I recommend reading this article in Foreign Policy on Glencore. While it is short on analysis and focuses instead on personalities, it offers a good summary of many practices in the commodities business, from bribery and corruption to gangsterism and sanctions busting. It is notable how having a secure base in the imperial heartlands (US, UK, Switzerland), with ready access to politicians, cash and markets can combine to make these guys billionaires with relative ease.
Glencore’s founder, Marc Rich, was indicted on tax evasion and other charges in the US in 1983, but he had managed to flee to Switzerland shortly before. In 2001, on his last day in office, President Clinton took time out from photo calls to pardon Rich. Former Israeli Prime Minister Ehud Barak was among those lobbying Clinton on Rich’s behalf.
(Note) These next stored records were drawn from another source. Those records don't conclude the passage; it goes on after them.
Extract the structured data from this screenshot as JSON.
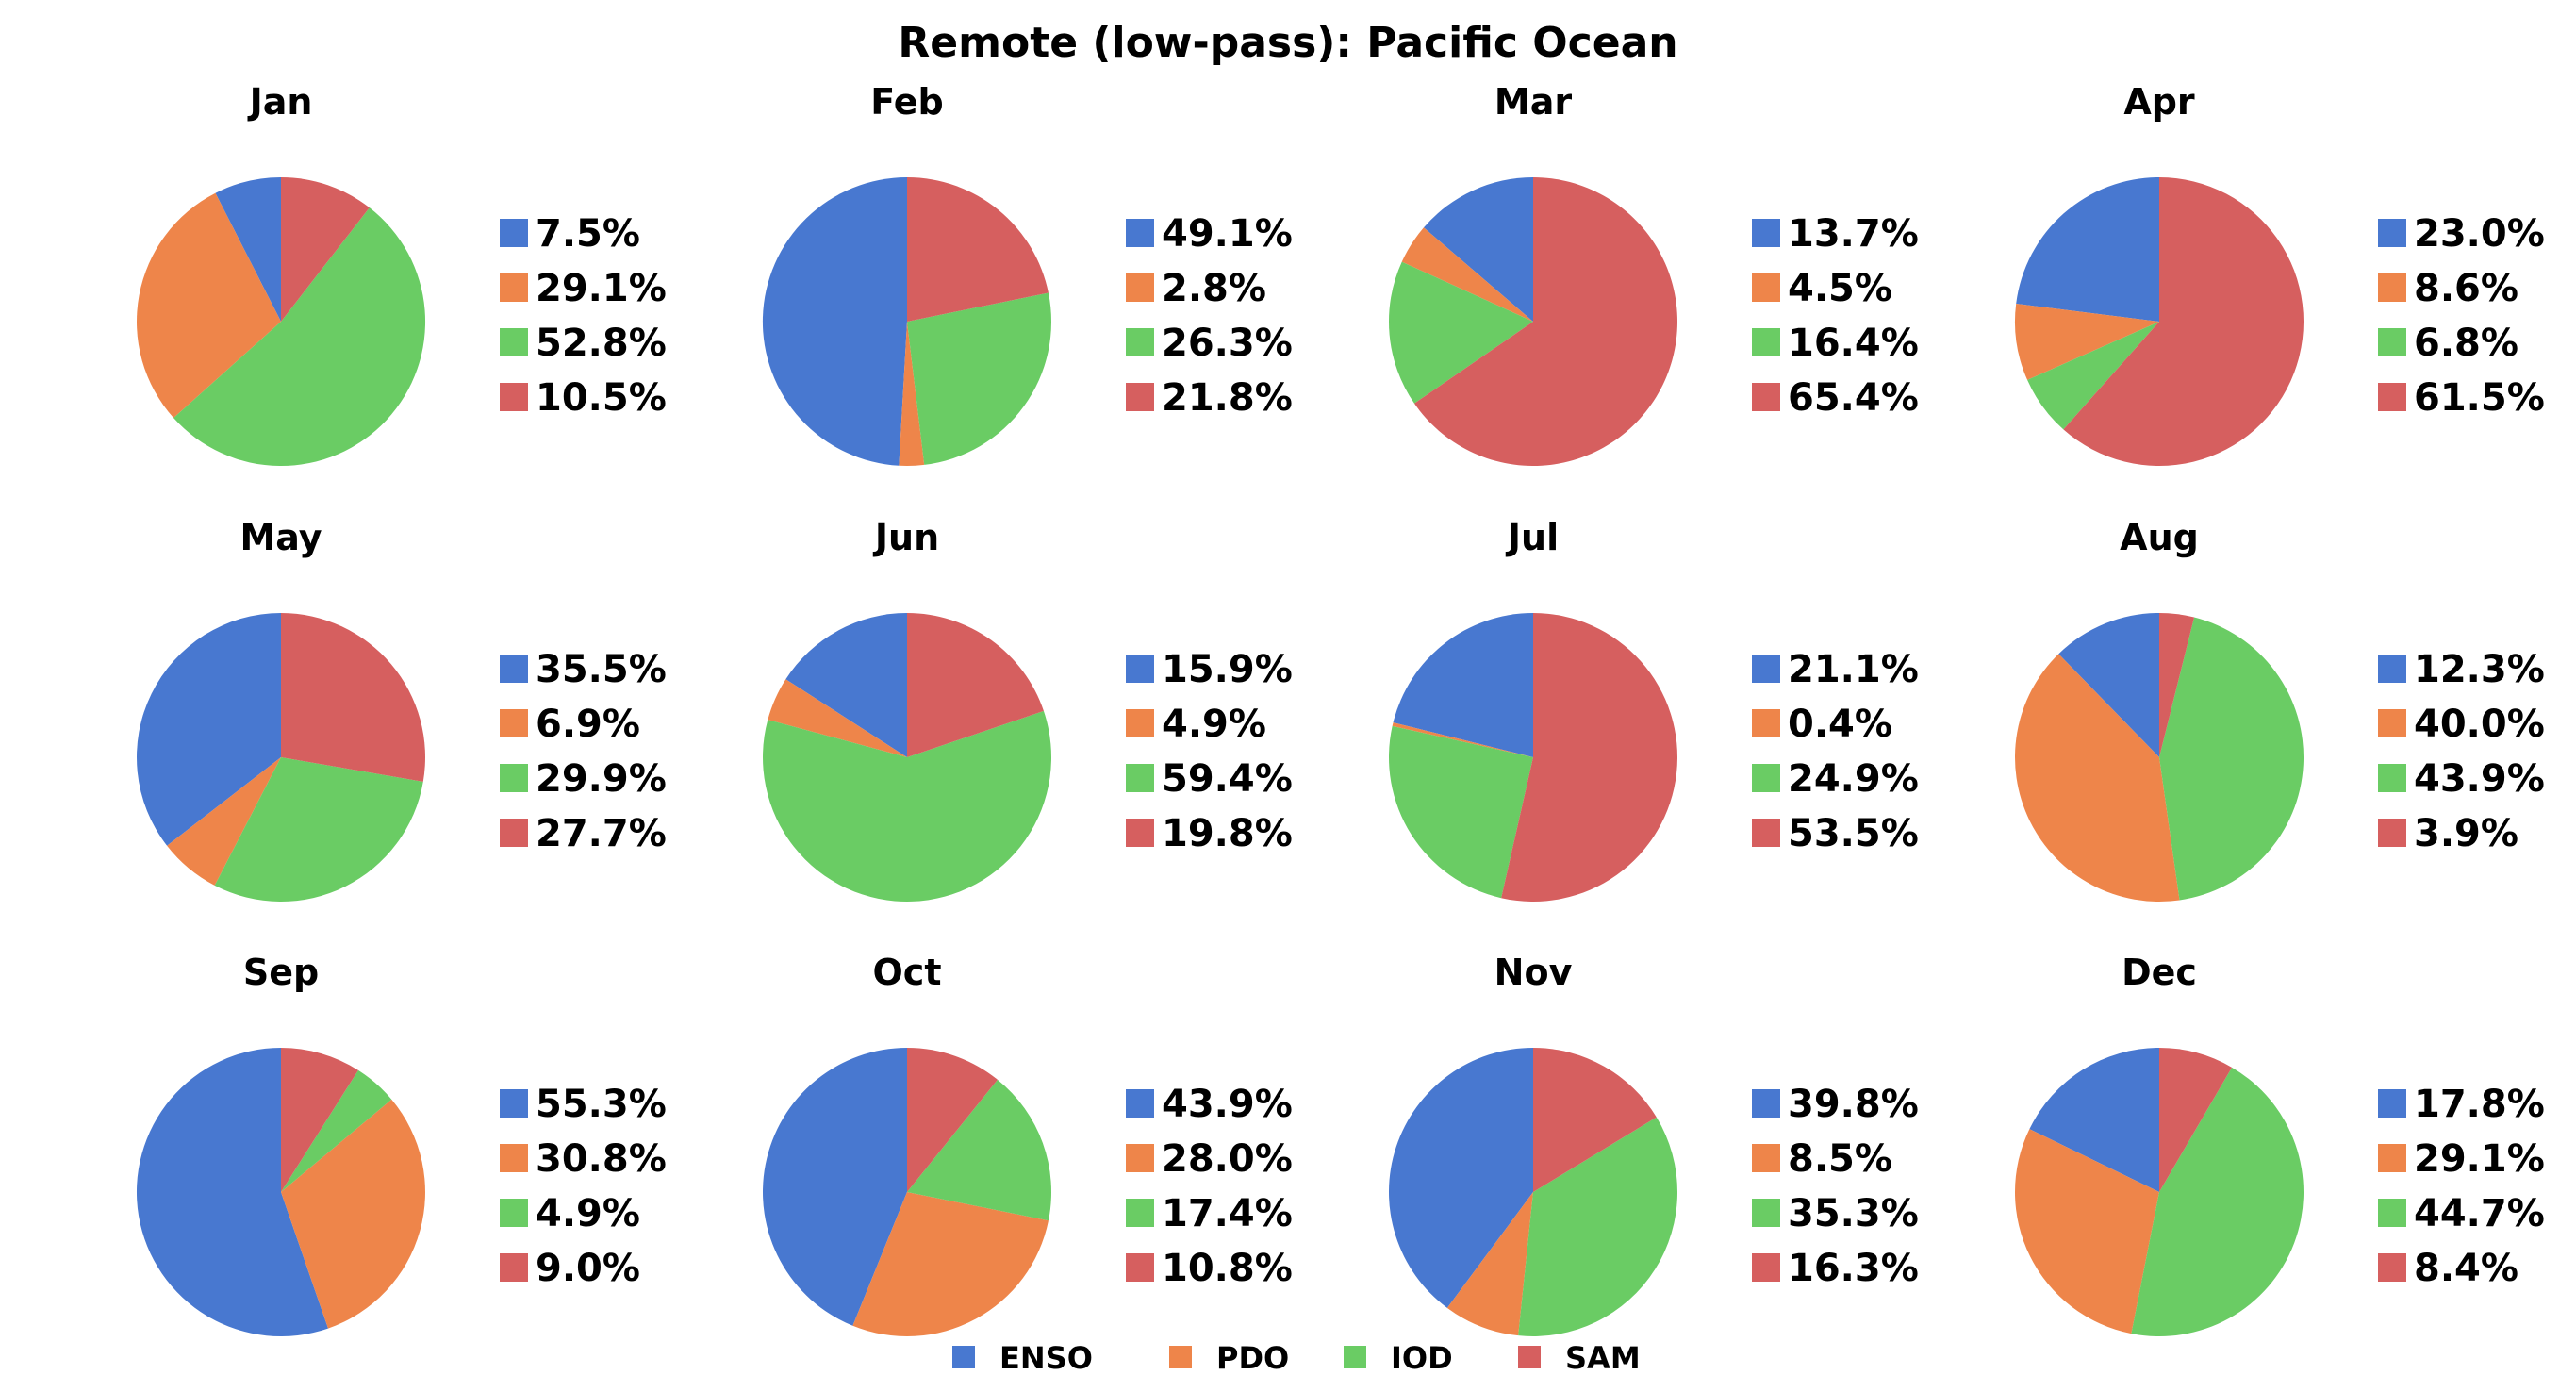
{
  "chart_data": {
    "type": "pie",
    "title": "Remote (low-pass): Pacific Ocean",
    "series_names": [
      "ENSO",
      "PDO",
      "IOD",
      "SAM"
    ],
    "colors": [
      "#4878d0",
      "#ee854a",
      "#6acc64",
      "#d65f5f"
    ],
    "legend_position": "bottom-center",
    "panels": [
      {
        "month": "Jan",
        "values": [
          7.5,
          29.1,
          52.8,
          10.5
        ],
        "labels": [
          "7.5%",
          "29.1%",
          "52.8%",
          "10.5%"
        ]
      },
      {
        "month": "Feb",
        "values": [
          49.1,
          2.8,
          26.3,
          21.8
        ],
        "labels": [
          "49.1%",
          "2.8%",
          "26.3%",
          "21.8%"
        ]
      },
      {
        "month": "Mar",
        "values": [
          13.7,
          4.5,
          16.4,
          65.4
        ],
        "labels": [
          "13.7%",
          "4.5%",
          "16.4%",
          "65.4%"
        ]
      },
      {
        "month": "Apr",
        "values": [
          23.0,
          8.6,
          6.8,
          61.5
        ],
        "labels": [
          "23.0%",
          "8.6%",
          "6.8%",
          "61.5%"
        ]
      },
      {
        "month": "May",
        "values": [
          35.5,
          6.9,
          29.9,
          27.7
        ],
        "labels": [
          "35.5%",
          "6.9%",
          "29.9%",
          "27.7%"
        ]
      },
      {
        "month": "Jun",
        "values": [
          15.9,
          4.9,
          59.4,
          19.8
        ],
        "labels": [
          "15.9%",
          "4.9%",
          "59.4%",
          "19.8%"
        ]
      },
      {
        "month": "Jul",
        "values": [
          21.1,
          0.4,
          24.9,
          53.5
        ],
        "labels": [
          "21.1%",
          "0.4%",
          "24.9%",
          "53.5%"
        ]
      },
      {
        "month": "Aug",
        "values": [
          12.3,
          40.0,
          43.9,
          3.9
        ],
        "labels": [
          "12.3%",
          "40.0%",
          "43.9%",
          "3.9%"
        ]
      },
      {
        "month": "Sep",
        "values": [
          55.3,
          30.8,
          4.9,
          9.0
        ],
        "labels": [
          "55.3%",
          "30.8%",
          "4.9%",
          "9.0%"
        ]
      },
      {
        "month": "Oct",
        "values": [
          43.9,
          28.0,
          17.4,
          10.8
        ],
        "labels": [
          "43.9%",
          "28.0%",
          "17.4%",
          "10.8%"
        ]
      },
      {
        "month": "Nov",
        "values": [
          39.8,
          8.5,
          35.3,
          16.3
        ],
        "labels": [
          "39.8%",
          "8.5%",
          "35.3%",
          "16.3%"
        ]
      },
      {
        "month": "Dec",
        "values": [
          17.8,
          29.1,
          44.7,
          8.4
        ],
        "labels": [
          "17.8%",
          "29.1%",
          "44.7%",
          "8.4%"
        ]
      }
    ]
  }
}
Information from a recent prospectus showed that Glencore ‘controlled more than half the international tradable market in zinc and copper and about a third of the world's seaborne coal; was one of the world's largest grain exporters, with about 9 percent of the global market; and handled 3 percent of daily global oil consumption … It recently announced a $90 billion takeover of Xstrata, a global mining giant [another FTSE100 company] in which it already holds a 34 percent stake … Glencore already trades, manufactures, refines, ships, or stores at least 90 commodities in some three dozen countries’.
Glencore is interesting in that it straddles the industrial, commercial and financial dimensions of monopoly capitalism. As the Foreign Policy report indicates, its profitability has been boosted by its own form of predatory behaviour, using its close links with agents, particularly in Africa and Eastern Europe, who could secure lucrative local deals.